Один запах среди прочих манил хозяина тени сюда - вот уже на протяжении нескольких вечеров. Скольких? Считать - не его дело, его дело добраться до вожделенной цели и настигнуть то, чего он жаждет. Он охотник - с острыми зрением и зубами. Он осторожен и расчетлив.
И когда сегодня он подбирается к стене дома, то знает, что источник запаха вновь поджидает его там - за этой стеной. Нетерпение, растаптывая Предвкушение, взяло верх и поработило своего хозяина, гоня его вперед - утолять желания.
В стене была дыра, которая, погладив ночного гостя по жесткой шерсти, пустила его внутрь. Наблюдатель, если бы такой нашелся в эту минуту рядом на улице, увидел бы огромных размеров крысу, проникшую в дом.
Оказавшись внутри грызун доверился памяти и обонянию, бросившись по вентиляционной шахте навстречу своему наваждению. Скребясь когтями по стенке шахты он проносился мимо вентиляционных решеток, из-за которых слышались всевозможные запахи, доносились разные звуки и изредка проникал тусклый свет.
В какой-то момент совсем рядом с ним раздался детский визг - ночной гость замер. Он принюхивался, раздвигая носом воздух. Медленными шажками он направился к источнику встревожившего его звука - к одной из вентиляционных решеток. Она не была знакома ему - почти целая, без единой царапины, и только ржавчина кое-где уже приступила к своему делу. Недоверчиво он ткнул решетку носом. Но больше из-за нее не послышалось ни звука. Постояв совсем немного, избавляясь от наваждения, он развернулся и с еще большей скоростью направился по намеченному ранее маршруту, наверстывая упущенное время.

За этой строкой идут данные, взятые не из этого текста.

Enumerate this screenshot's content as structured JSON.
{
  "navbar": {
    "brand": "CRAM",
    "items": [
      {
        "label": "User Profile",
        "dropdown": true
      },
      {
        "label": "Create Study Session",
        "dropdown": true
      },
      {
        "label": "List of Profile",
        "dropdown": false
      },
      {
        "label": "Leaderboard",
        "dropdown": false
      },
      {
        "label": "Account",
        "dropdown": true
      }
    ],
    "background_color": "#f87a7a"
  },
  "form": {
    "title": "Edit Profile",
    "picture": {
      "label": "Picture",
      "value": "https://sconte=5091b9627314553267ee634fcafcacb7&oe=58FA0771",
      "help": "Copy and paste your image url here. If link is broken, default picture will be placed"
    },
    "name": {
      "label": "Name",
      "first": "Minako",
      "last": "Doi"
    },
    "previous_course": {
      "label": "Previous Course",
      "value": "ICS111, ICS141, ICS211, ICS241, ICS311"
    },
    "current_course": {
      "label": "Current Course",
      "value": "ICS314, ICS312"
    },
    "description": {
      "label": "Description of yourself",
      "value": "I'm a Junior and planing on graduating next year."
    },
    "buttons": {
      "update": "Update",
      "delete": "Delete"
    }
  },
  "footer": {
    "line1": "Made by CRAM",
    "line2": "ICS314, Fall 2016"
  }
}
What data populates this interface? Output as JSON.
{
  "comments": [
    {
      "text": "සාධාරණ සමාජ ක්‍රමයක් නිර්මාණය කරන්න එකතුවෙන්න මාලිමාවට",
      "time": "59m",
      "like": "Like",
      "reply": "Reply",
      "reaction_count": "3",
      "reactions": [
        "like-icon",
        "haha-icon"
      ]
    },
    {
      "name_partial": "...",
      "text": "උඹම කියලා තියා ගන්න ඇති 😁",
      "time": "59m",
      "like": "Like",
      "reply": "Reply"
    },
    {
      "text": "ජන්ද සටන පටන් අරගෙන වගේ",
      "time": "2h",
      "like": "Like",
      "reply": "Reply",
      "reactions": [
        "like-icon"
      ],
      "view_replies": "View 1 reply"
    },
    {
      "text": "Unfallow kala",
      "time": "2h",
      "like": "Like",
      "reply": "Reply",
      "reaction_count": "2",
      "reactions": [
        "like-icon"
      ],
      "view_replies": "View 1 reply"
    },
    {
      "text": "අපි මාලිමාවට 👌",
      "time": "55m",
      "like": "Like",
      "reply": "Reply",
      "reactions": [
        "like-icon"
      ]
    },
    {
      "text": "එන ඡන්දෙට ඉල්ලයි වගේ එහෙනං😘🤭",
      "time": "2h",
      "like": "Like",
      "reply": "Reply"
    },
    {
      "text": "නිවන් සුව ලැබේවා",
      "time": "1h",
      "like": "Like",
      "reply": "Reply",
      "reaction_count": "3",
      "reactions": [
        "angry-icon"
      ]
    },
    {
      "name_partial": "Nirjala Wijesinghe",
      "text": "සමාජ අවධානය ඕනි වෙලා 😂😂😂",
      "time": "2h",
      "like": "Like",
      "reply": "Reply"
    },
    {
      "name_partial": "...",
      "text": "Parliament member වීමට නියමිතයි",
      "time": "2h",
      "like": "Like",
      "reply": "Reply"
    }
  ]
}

Очень скоро чутье вывело его к той решетке, вид которой не только не дезориентировал его, но заставлял крысиное сердце биться неровно. Влажный нос уткнулся в сильно изгрызенную вентиляционную решетку, елозя по ней вверх и вниз, словно одержимый влюбленный - по белью объекта своей страсти, вбирая его аромат. Он замер, вслушиваясь в потемки за решеткой. Было тихо. И эти тишина и темень в помещении, до которого лапой падать, мешали увидеть цель, мешали узнать - там ли она? Может быть, его влечение вновь сыграло с ним злую шутку и он все перепутал, выбрав неверный путь. Тишина и темень были натянутым полотном, застилающим глаза и закладывающим уши. Ослепленный и оглушенный ими, грызун все-таки нашел силы, чтобы сбросить оцепенение и неуверенно оцарапать решетку когтями. Один раз, второй. Еще раз. Наконец потемки откликнулись ему - детским плачем. Ночной гость, переполненный восторгом, стал снова медленно тянуть свою мордочку к истерзанной решетке, но за несколько миллиметров до нее он как-будто передумал и, вместо того чтобы коснутся металла носом, вцепился в прутья зубами. Он грыз решетку в неистовстве, временами пуская в ход и когти. Так, царапая и кусая, он прокладывал свой путь в комнату, где тишина уступила место детскому плачу.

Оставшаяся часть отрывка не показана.